Support for native non-PCM hardware input/output (DSD, etc.)
This may be a giant waste of time but I've been thinking recently about biggest shortcomings of "digital versus analogue" volume control: analogue path is always source of uncorrectable and undetectable distortion while being overcomplicated (which is why it became obsolete) and digital attenuation of PCM output happens in hardware's native, integer format which effectively reduces number of used bits and "squeezes" the signal into what it's allowed to use. So even fancy native 32bit DACs are reduced to their 16-24 counterparts. And the problem is exacerbated by the fact that these chips are designed for 120-140db range while people tend to use around 60db + occasional blasting of headphones to 80-100db.
HOWEVER, most 32bit DACs, that are designed with native DSD in mind, have high-frequency output modulators and oversample the shit (x8-256) out of input PCM data. Or at least mine AK4490 does. Its DSD input, as seems to be the case for TI and ESS chips, has digital attenuation bypass. And DSD format itself, I suspect, does not suffer from loss of precision IF the volume is reduced by attenuating the amplitude on 100% signal. Meaning, if PipeWire could do its processing in PCM, as it does, but instead of passing data at the end to the driver as PCM it would put attenuation filter (amount controlled by real or fake volume control associated with the device), do PCM-DSD conversion (reverse of DoP) and pass that off to hardware then truly lossless digital volume control could be achieved.

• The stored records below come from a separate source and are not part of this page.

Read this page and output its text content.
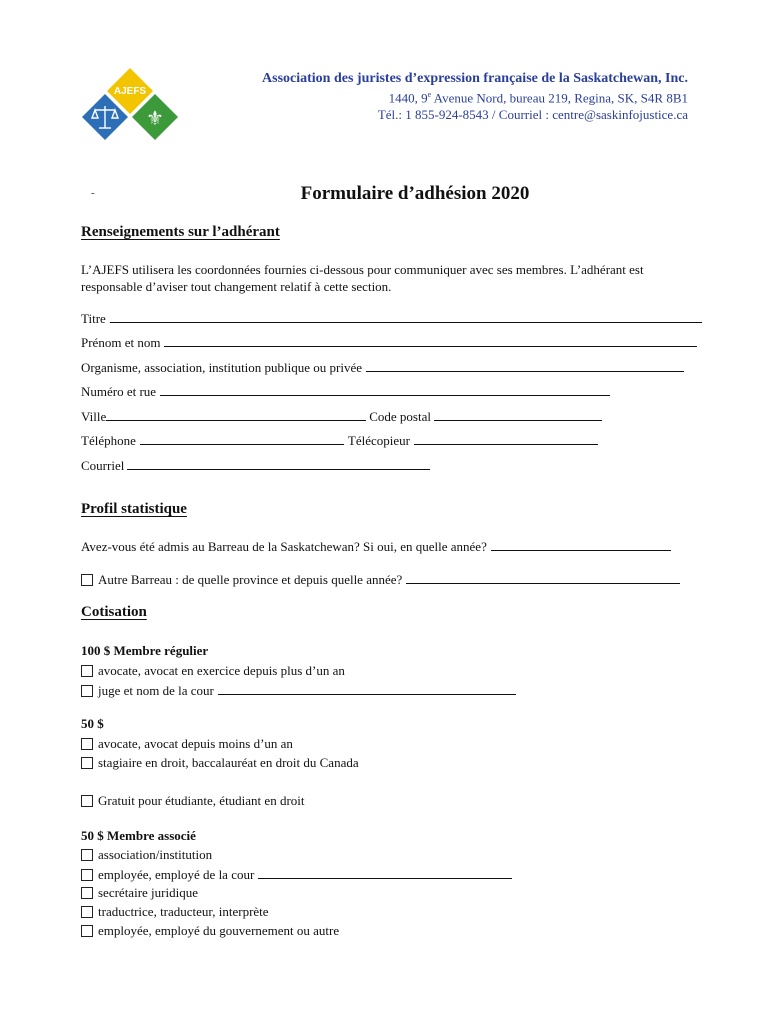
AJEFS
⚜
Association des juristes d’expression française de la Saskatchewan, Inc.
1440, 9e Avenue Nord, bureau 219, Regina, SK, S4R 8B1
Tél.: 1 855-924-8543 / Courriel : centre@saskinfojustice.ca
-	Formulaire d’adhésion 2020
Renseignements sur l’adhérant
L’AJEFS utilisera les coordonnées fournies ci-dessous pour communiquer avec ses membres. L’adhérant est responsable d’aviser tout changement relatif à cette section.
Titre
Prénom et nom
Organisme, association, institution publique ou privée
Numéro et rue
Ville	Code postal
Téléphone	Télécopieur
Courriel
Profil statistique
Avez-vous été admis au Barreau de la Saskatchewan? Si oui, en quelle année?
Autre Barreau : de quelle province et depuis quelle année?
Cotisation
100 $ Membre régulier
avocate, avocat en exercice depuis plus d’un an
juge et nom de la cour
50 $
avocate, avocat depuis moins d’un an
stagiaire en droit, baccalauréat en droit du Canada
Gratuit pour étudiante, étudiant en droit
50 $ Membre associé
association/institution
employée, employé de la cour
secrétaire juridique
traductrice, traducteur, interprète
employée, employé du gouvernement ou autre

Additionally, introduction of pre-output conversion could overcome JACK's design limitation of forcing DAC's sample rate to entire pipeline. PW could decouple hardware and software rates by doing conversion there which would allow using maximum of hardware's abilities while removing massive unnecessary strain from CPU (such as 48-192k in software and 768k in hardware) which should make DAC output modulator's job easier… or, at least, more mathematically correct.